La “Roja” nos tiene mal acostumbrados, porque siempre queremos que aplaste, triture y golee, pero no todos los partidos se dan de la misma forma. A Alemania se le marcó tempranamente a los seis minutos, -a través de un Alexis Sánchez que se convirtió en goleador histórico- y se le sometió hasta pasados los treinta minutos del primer tiempo, pero ese ritmo no se pudo mantener durante todo el encuentro. El partido físico favoreció a los teutones, quienes se posicionaron en campo chileno, aunque sin la efectividad de todas las oportunidades que se crearon en el segundo tiempo.

A pesar del cansancio, Chile no renunció a su filosofía futbolística y quemó sus naves con un Arturo Vidal ubicado como un punta retrasado y con los descuelgues de Mauricio Isla por la derecha y con los centros de Jean Beausejour por la izquierda. Eduardo Vargas estuvo movedizo y buscó el gol durante todo el encuentro, pero en el primer tiempo chocó un tiro en el travesaño y en el segundo también chocó, pero con una última línea compuesta por cinco defensores alemanes.

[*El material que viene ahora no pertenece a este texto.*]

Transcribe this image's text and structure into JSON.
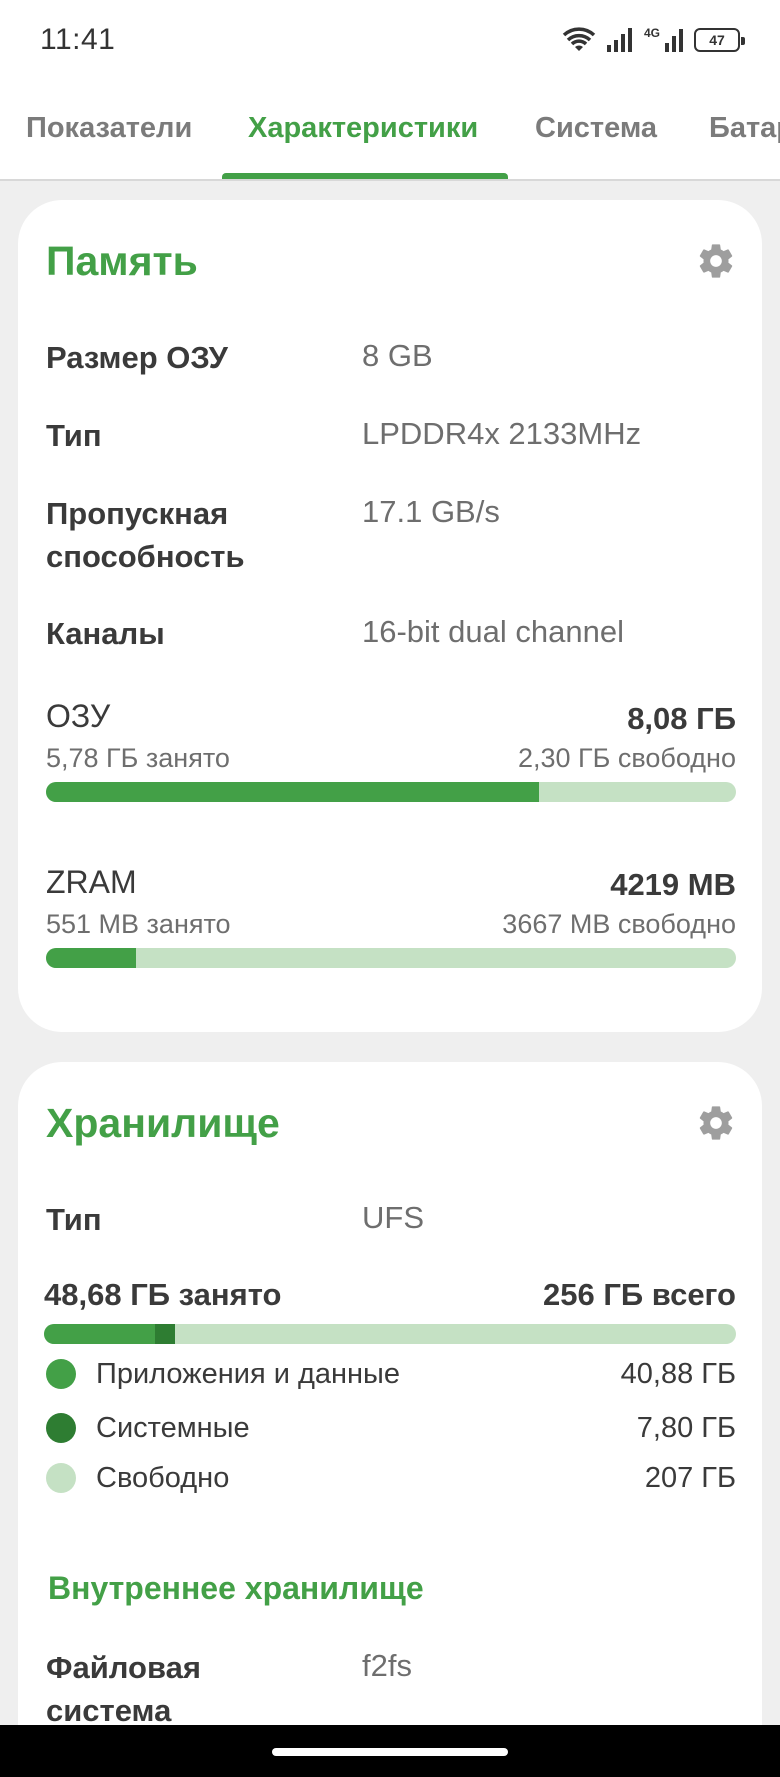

En el arco, Johnny Herrera hizo un partido correcto y no tuvo mayor responsabilidad en el empate. Gary Medel, como siempre un bastión en la defensa que se resintió con el trajín de las acciones. Salió reemplazado a los 70’. Gonzalo Jara, conocedor de su puesto, brindó seguridad y administró con criterio la pelota. Charles Aránguiz y Marcelo Díaz todavía no alcanzan sus mejores rendimientos, pero son jugadores regulares que crecen durante la competencia. Todavía les falta campeonato. Pablo Hernández es del gusto del entrenador y punto. Juan Antonio Pizzi debió haber reemplazado al hombre del Celta, por un Leonardo Valencia que pide más minutos y en ese enroque haber devuelto a Arturo Vidal a su posición original en el mediocampo.

De todas maneras, este Chile es interesante cuando ataca, pero también cuando defiende y más allá de si era el equipo B de Alemania, siempre se trata de un elenco altamente estratégico. Ya no es casualidad o coincidencia, Chile hace ver mal a sus rivales.

La clasificación a semifinales por ahora está en suspenso, pero Australia es un rival al que se le venció con holgura en el Mundial de Brasil de 2014 y por nivel de juego exhibido no debería complicar las aspiraciones de la Selección Chilena. El escritor británico Geroge Orwell, decía que la historia la escriben los vencedores, pero por estos días la escriben unos que se visten de rojo.